Monday, August 6, 2012
The Future Is Now
Last week, Kaitlin, Katie and I visited an orphanage called The Future is Now. The orphanage was started by a young man named Denis when the war ended in northern Uganda. He now gets help from another young man, Justin. Currently, the orphanage is housing 16 children due to limited funds, however other services such as counseling and education are offered to women and children in the community during the day. Denis and Justin have big plans for The Future is Now. They want to buy more land to be able to provide a bigger orphanage for the children and allow more children to be part of the orphanage. It is also important that all the children have the money to go to school. Currently, not all of them are able to attend school. Denis and Justin have plans for the child mothers in the community as well. They want to teach them income generating activities so that the mothers may be able to provide for themselves. Right now however, the orphanage is lacking many basic supplies.

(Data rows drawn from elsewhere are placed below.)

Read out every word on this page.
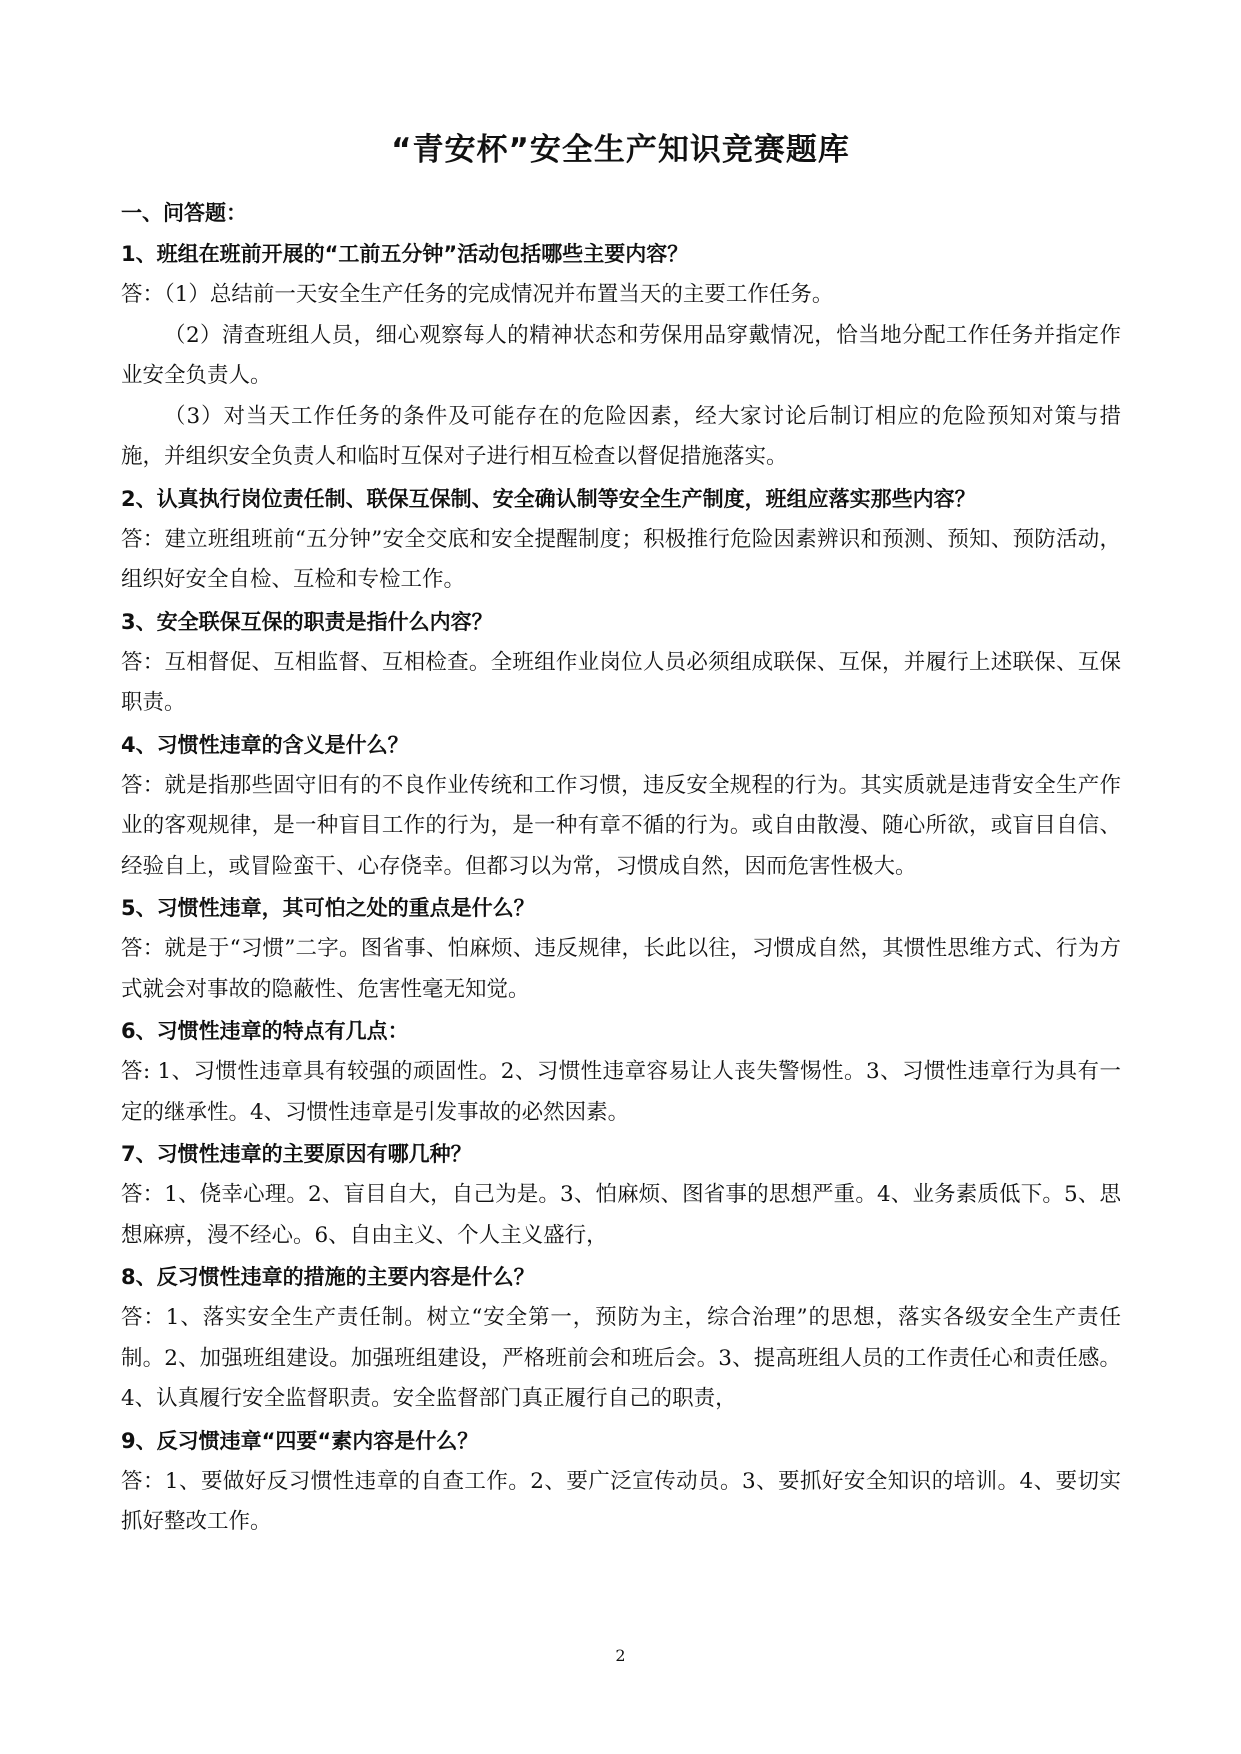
“青安杯”安全生产知识竞赛题库
一、问答题：
1、班组在班前开展的“工前五分钟”活动包括哪些主要内容？

答：（1）总结前一天安全生产任务的完成情况并布置当天的主要工作任务。

（2）清查班组人员，细心观察每人的精神状态和劳保用品穿戴情况，恰当地分配工作任务并指定作业安全负责人。

（3）对当天工作任务的条件及可能存在的危险因素，经大家讨论后制订相应的危险预知对策与措施，并组织安全负责人和临时互保对子进行相互检查以督促措施落实。

2、认真执行岗位责任制、联保互保制、安全确认制等安全生产制度，班组应落实那些内容？

答：建立班组班前“五分钟”安全交底和安全提醒制度；积极推行危险因素辨识和预测、预知、预防活动，组织好安全自检、互检和专检工作。

3、安全联保互保的职责是指什么内容？

答：互相督促、互相监督、互相检查。全班组作业岗位人员必须组成联保、互保，并履行上述联保、互保职责。

4、习惯性违章的含义是什么？

答：就是指那些固守旧有的不良作业传统和工作习惯，违反安全规程的行为。其实质就是违背安全生产作业的客观规律，是一种盲目工作的行为，是一种有章不循的行为。或自由散漫、随心所欲，或盲目自信、经验自上，或冒险蛮干、心存侥幸。但都习以为常，习惯成自然，因而危害性极大。

5、习惯性违章，其可怕之处的重点是什么？

答：就是于“习惯”二字。图省事、怕麻烦、违反规律，长此以往，习惯成自然，其惯性思维方式、行为方式就会对事故的隐蔽性、危害性毫无知觉。

6、习惯性违章的特点有几点：

答: 1、习惯性违章具有较强的顽固性。2、习惯性违章容易让人丧失警惕性。3、习惯性违章行为具有一定的继承性。4、习惯性违章是引发事故的必然因素。

7、习惯性违章的主要原因有哪几种？

答：1、侥幸心理。2、盲目自大，自己为是。3、怕麻烦、图省事的思想严重。4、业务素质低下。5、思想麻痹，漫不经心。6、自由主义、个人主义盛行，

8、反习惯性违章的措施的主要内容是什么？

答：1、落实安全生产责任制。树立“安全第一，预防为主，综合治理”的思想，落实各级安全生产责任制。2、加强班组建设。加强班组建设，严格班前会和班后会。3、提高班组人员的工作责任心和责任感。4、认真履行安全监督职责。安全监督部门真正履行自己的职责，

9、反习惯违章“四要“素内容是什么？

答：1、要做好反习惯性违章的自查工作。2、要广泛宣传动员。3、要抓好安全知识的培训。4、要切实抓好整改工作。

2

The children living there do not have enough blankets, mattresses, and mosquito nets to name just a few problems. Denis also informed us that at the beginning of July, there was no money to feed the children.
Even though Denis and Justin struggle all the time to provide a better life for these children, they continue to move forward and have not given up. Denis explained to us that these children were his family and no matter what happens, he will never leave them. What amazes me most about this orphanage is how young Denis and Justin are and how much they want to do for children and the community. Denis is only 25 years old. They both have huge hearts and they love these children as if they were their own.
When we arrived at the orphanage, we were greeted with singing and dancing. Our visit felt like a huge event. It was amazing to see how happy the women and children were to see us. Katie started a game of duck-duck-goose with the kids and later, all three of us joined the women in dancing an Acholi dance. As we left I remember feeling such joy and happiness. This was one of the best and most memorable days I have had in Gulu. All of these people struggle every day for basic necessities and yet they still took time out of their day to make us feel welcome.